Told you, @rugged ermine People'd get confused!

tryhackme is a decentralized learning platform

noone owns it

He owns it?

No

Skidy does

Well

Skidy and Ashu

Skidy and Ashu

Skidy and Ashu

lmao

@spiral flame jinx

@spiral flame you owe me a root beer

@orchid remnant and you are an admin or something like that?

No

Nope

He's a community Mentor

Community mentor

Nah

Just community mentor

These two are mods though

And despite the similar color, I'm just some guy TM

green has power

pink is a wannabe

I am wondering out of all these hacker has anyone tried hacking tryhackme

orange is regular guy

😂

@worthy gulch you're not just some guy

You're the guy!

also orange is admin

I hacked tryhackme once when I had a machine with 2h20s on the clock by accident :p

😂

I've reported an XSS on THM, so literally hacked THM with Muirland

XSS is the worst

Responsible disclosure y'all

xss
"hack"

#neveracceptuserinput

#neveracceptusers*

#neveracceptconnections

The best way to make a machine hackerproof is with a hammer.

This ^^

The best way to make a machine hackerproof is to not build it at all

Ah, but to be a machine, it must already exist 🤷‍♂️

This is true.
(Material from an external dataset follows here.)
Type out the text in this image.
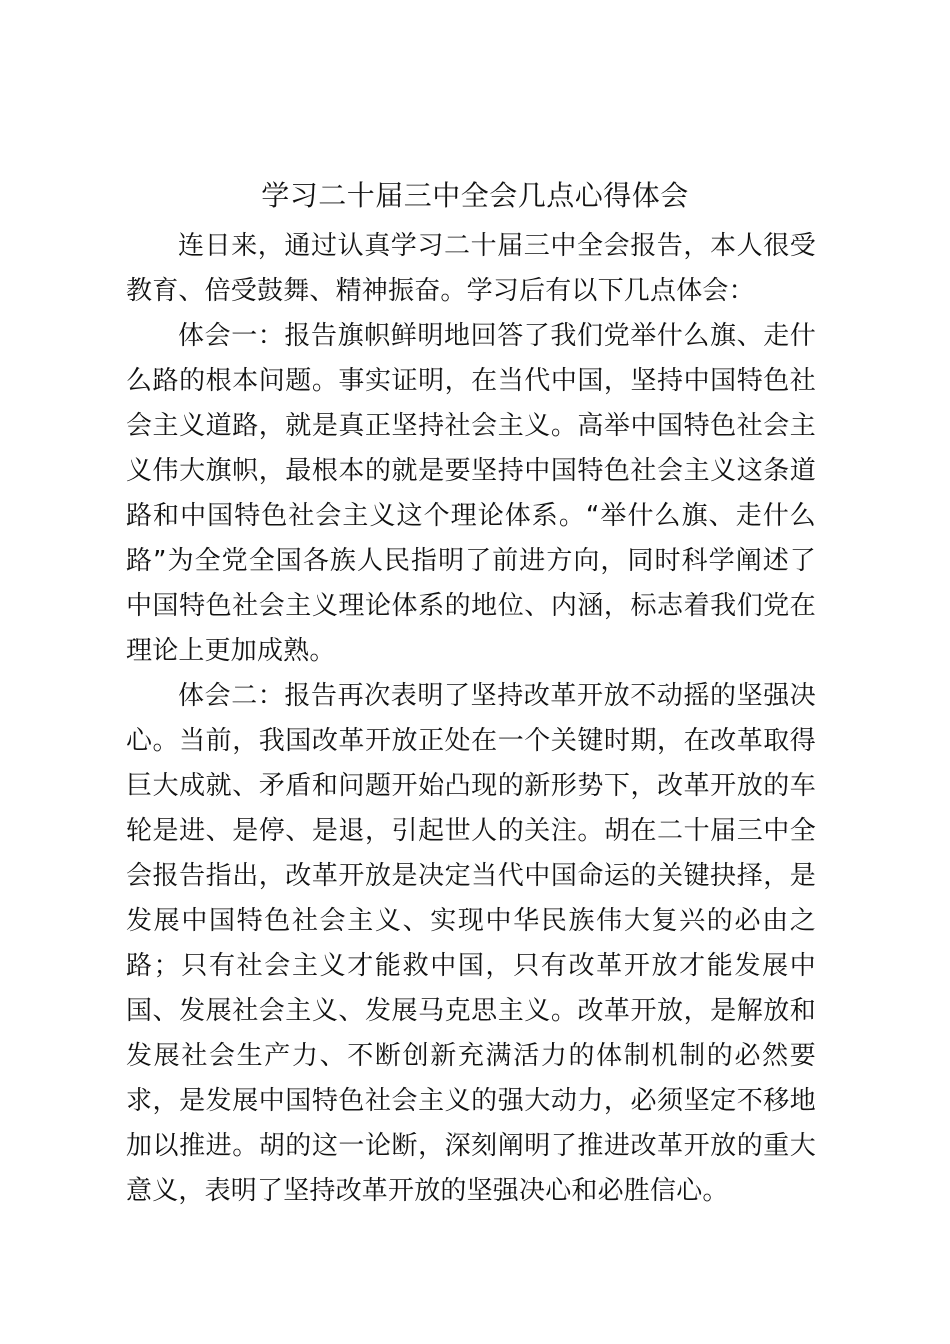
学习二十届三中全会几点心得体会

连日来，通过认真学习二十届三中全会报告，本人很受教育、倍受鼓舞、精神振奋。学习后有以下几点体会：

体会一：报告旗帜鲜明地回答了我们党举什么旗、走什么路的根本问题。事实证明，在当代中国，坚持中国特色社会主义道路，就是真正坚持社会主义。高举中国特色社会主义伟大旗帜，最根本的就是要坚持中国特色社会主义这条道路和中国特色社会主义这个理论体系。“举什么旗、走什么路”为全党全国各族人民指明了前进方向，同时科学阐述了中国特色社会主义理论体系的地位、内涵，标志着我们党在理论上更加成熟。

体会二：报告再次表明了坚持改革开放不动摇的坚强决心。当前，我国改革开放正处在一个关键时期，在改革取得巨大成就、矛盾和问题开始凸现的新形势下，改革开放的车轮是进、是停、是退，引起世人的关注。胡在二十届三中全会报告指出，改革开放是决定当代中国命运的关键抉择，是发展中国特色社会主义、实现中华民族伟大复兴的必由之路；只有社会主义才能救中国，只有改革开放才能发展中国、发展社会主义、发展马克思主义。改革开放，是解放和发展社会生产力、不断创新充满活力的体制机制的必然要求，是发展中国特色社会主义的强大动力，必须坚定不移地加以推进。胡的这一论断，深刻阐明了推进改革开放的重大意义，表明了坚持改革开放的坚强决心和必胜信心。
Now it was never vulnerable to begin with.

Otherwise it's just a concept

Can you hack concepts?

but does anything exist

no.

rooms that use backticks for code formatting no longer nicely display this

EG Ice task 4

Bug on the room editoring

When dragging a task from the bottom to top it swaps them around instead of slotting in

Hi everybody

Who can send me courses about learning Hacking

what do you mean

like a book?..

if you want video courses I can recommend cybrary.it

Hi, is there an issue with the day 11 of AoC ? I get a connection error when I try to 'ls' on the ftp server

Or is that intended and I should find another way ?

ls on ftp..? :)

to list the files

ls on ftp..? 🙂

but is it via an ftp connection?

ls does not work with ftp

it's a bit different thing

:D

Even Filezilla can't list files

are you sure there are actually any files?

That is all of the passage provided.